Microsoft has announced the beta for the new Outlook for Windows, which will make the desktop email client a lot more like the web version. While screenshots and an entire build of the app were recently leaked, Microsoft’s announcement gives us a good look at what kind of features we can expect to see coming to our inboxes.
According to Microsoft’s Tuesday post, Outlook will be getting quite a few new features in addition to an updated design. For starters, it’ll integrate with Loop, Microsoft’s system for collaborating on things like polls, task lists, and more throughout Office. There’s also a new system for attaching files. If you’ve got something stored in the cloud, you can type the “@” symbol and then the filename, and you’ll get a list of matching files ready to add to an email.
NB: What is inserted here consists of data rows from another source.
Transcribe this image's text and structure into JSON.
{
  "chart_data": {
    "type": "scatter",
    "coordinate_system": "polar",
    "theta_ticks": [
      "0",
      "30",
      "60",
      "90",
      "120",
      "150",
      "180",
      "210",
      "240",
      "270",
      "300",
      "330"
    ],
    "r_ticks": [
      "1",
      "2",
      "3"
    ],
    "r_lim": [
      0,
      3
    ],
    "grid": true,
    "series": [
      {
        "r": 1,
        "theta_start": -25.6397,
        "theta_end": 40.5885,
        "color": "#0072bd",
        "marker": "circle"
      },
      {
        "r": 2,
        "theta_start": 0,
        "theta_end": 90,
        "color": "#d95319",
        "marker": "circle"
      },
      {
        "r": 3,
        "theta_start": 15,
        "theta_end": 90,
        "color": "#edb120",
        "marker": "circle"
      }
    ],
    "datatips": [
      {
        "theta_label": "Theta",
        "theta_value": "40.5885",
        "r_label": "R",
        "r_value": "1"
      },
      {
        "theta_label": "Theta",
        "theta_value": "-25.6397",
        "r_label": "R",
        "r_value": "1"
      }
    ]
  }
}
Microsoft’s also added a few calendar and to-do features. Some of them are simple, like the ability to pin emails to the top of your inbox so they’ll stay in your face until you deal with them. You’ll be able to drag emails over to a panel and set them as to-do items or as calendar events if you want to book time to respond — and after you’ve done that, you can look at the new calendar view that shows your task lists, notes, and various other customizable pieces of information alongside an actual calendar.
I don’t want to make it seem like Microsoft’s reinventing email here. The app is still decidedly Outlook, even if it seems like it’ll just be a very fancy web view. But a few of these features remind me of what got me so excited about the now-defunct Mailbox app that Dropbox bought way back in the day. I’m also happy to see a revamp of the calendar interface; I’ve always hated the one that’s in the current desktop version of Outlook.
Microsoft’s post mentions myriad other features, too. For example, when responding to a calendar invite, you can specify whether you’ll be attending in person or virtually; the inbox-cleaning Sweep feature will be included in the app; and Outlook will pin messages that it thinks are important if you seem to have missed them. You can see the full list of features, along with screenshots and descriptions, on Microsoft’s page.
As always with apps based on web technology, I do have a little bit of trepidation around this future update, especially its performance. I also assume that longtime Outlook users will have to endure one heck of an adjustment period, especially if it’s the main app they spend their days in. But, at the same time, I very much like the idea of Outlook having the same functionality on the web and in the desktop app, rather than making us use two substantially different UIs. Plus, the features that Microsoft’s showing off mesh very well with how I view email. So, color me cautiously optimistic.
If you feel the same, you may be able to try it out yourself — though you will need a commercial or educational Microsoft account. If you’ve checked that box, you can sign up to be an Office Insider and join the Beta Channel. Once you’ve done that and updated to the latest version of Outlook, there should be a toggle letting you switch to the new version. Of course, do keep in mind that it is a beta; be sure you’re comfortable with running your email through a program that’s still in the works.